Cyber risk is an economic concept, not a technical one, and it is important to view it through that lens. Even with an unlimited budget, no security professional could guarantee that their company will not suffer from a cyber event. Since the cyber risk problem cannot be fixed, much the way a natural disaster cannot be avoided, we must take a risk-based approach, and develop risk mitigation and transfer strategies based on robust models for the frequency and severity of events including potentially systemic disaster scenarios.
Technology and the threat landscape change so rapidly that simple models based on past cyber events don’t adequately predict those of the future. This includes both the probability of a cyber event and the type of event that might occur.
Cyber events are often not chance occurrences. Bad actors are deliberate. They will escalate their efforts in direct response to a company’s attempts to mitigate their risk and exposure.
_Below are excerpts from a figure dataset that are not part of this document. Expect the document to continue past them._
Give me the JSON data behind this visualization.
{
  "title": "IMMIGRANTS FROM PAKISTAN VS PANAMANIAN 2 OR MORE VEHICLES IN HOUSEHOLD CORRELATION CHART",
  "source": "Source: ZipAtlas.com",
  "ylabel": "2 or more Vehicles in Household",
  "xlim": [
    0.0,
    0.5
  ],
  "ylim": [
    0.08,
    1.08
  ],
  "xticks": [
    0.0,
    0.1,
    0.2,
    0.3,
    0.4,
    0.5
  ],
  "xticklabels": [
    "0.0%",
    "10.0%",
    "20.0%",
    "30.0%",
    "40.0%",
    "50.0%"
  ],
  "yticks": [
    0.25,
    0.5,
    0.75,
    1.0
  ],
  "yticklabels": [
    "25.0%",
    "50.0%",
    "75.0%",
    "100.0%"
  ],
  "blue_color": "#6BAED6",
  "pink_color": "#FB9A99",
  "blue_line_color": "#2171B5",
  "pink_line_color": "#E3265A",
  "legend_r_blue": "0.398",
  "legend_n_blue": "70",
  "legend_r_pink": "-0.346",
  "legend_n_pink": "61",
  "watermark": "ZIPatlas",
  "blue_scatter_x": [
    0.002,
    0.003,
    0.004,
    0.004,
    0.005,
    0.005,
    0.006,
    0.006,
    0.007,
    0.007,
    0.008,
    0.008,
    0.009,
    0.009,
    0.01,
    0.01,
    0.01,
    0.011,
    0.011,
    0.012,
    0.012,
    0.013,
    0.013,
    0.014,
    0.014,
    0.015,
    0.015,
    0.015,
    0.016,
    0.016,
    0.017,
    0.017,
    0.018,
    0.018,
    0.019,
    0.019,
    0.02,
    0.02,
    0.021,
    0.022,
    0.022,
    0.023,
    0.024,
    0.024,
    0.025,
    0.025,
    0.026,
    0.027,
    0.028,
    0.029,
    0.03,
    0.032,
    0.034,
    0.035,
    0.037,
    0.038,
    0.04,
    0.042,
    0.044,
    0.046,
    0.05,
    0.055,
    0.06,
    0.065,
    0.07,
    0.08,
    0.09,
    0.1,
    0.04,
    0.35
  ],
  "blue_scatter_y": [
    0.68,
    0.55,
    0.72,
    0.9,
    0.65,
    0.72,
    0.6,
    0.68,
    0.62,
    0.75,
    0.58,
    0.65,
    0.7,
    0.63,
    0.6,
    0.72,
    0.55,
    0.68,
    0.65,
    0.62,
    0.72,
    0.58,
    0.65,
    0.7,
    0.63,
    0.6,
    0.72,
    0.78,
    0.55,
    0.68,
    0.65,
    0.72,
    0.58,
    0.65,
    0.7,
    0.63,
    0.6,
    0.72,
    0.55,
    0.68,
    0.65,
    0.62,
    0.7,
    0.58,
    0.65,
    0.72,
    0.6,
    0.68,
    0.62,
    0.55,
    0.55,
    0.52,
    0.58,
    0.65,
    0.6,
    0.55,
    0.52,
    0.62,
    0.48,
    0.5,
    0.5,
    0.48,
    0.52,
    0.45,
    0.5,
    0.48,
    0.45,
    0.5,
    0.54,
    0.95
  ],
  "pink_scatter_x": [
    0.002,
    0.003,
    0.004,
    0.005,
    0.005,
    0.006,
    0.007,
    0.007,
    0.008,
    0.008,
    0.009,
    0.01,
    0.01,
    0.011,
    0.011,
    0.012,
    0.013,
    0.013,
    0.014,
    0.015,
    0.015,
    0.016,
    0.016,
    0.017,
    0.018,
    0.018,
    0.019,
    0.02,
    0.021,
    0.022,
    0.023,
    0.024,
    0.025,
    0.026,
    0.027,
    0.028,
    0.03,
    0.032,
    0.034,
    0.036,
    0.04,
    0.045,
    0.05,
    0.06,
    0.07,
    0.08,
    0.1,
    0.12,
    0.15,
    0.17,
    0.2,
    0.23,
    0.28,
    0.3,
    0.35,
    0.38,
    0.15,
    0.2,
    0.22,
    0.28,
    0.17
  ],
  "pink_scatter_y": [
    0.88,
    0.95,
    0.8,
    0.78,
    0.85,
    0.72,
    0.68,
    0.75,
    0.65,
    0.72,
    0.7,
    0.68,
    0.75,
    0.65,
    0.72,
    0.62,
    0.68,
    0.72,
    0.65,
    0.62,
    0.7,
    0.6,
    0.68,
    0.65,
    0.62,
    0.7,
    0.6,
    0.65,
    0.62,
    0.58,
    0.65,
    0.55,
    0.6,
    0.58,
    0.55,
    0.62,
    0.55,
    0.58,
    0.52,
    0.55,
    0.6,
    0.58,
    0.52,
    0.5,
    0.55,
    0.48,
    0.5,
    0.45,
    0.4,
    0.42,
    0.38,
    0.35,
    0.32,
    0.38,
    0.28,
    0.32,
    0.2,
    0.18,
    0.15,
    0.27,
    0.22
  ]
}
Many cybercriminal groups have sophisticated attack strategies to circumvent standard protections, especially for attractive targets. That’s why cyber risk models must evaluate both the company’s defense and attacker’s offense. The active and intentional nature of events makes game theory and behavioral economics the best lens to model cyber risk.
Why does one company fall victim to a cyber event while another is spared? In many cases, an “unintentional insider” neglects to safeguard company information or uses weak authentication procedures that allow a criminal to infiltrate the system. Or a “hacktivist” group targets an organization because it disagrees with its politics. State actors may even launch an attack motivated by espionage or cyber warfare.
The reasons why an organization becomes a cyber attack casualty are extremely varied. That’s why responses and losses cannot be tied to a simple formula. Instead, risk models must include the dynamic cost benefit analysis that bad actors and companies are continuously calculating when choosing targets and risk mitigation strategies.
If a cybercriminal breaks into a company’s network, he could harm hundreds or even thousands of associated companies and individuals. Additionally, if there are shared paths of aggregation across these companies, a single event can cause a string of related events. Considering this, the insurance industry is working to define the limits of its exposure so it can make responsible capital decisions and protect itself, its policyholders, and the market at large if catastrophic events occur.
Before committing capital, insurers need to understand the organization’s many possible threats and their impact in dollars and probabilities. But traditional cyber risk metrics and assessments do not adequately provide this insight.
Instead, insurers need dynamic analytics that tap into technical and non-technical data sources to continually monitor the cyber risk of a portfolio of companies. This kind of cyber risk model integrates in-depth data analysis and sophisticated economic modeling. It provides an agile platform to make confident business decisions based on probability, impact, severity, and accumulation.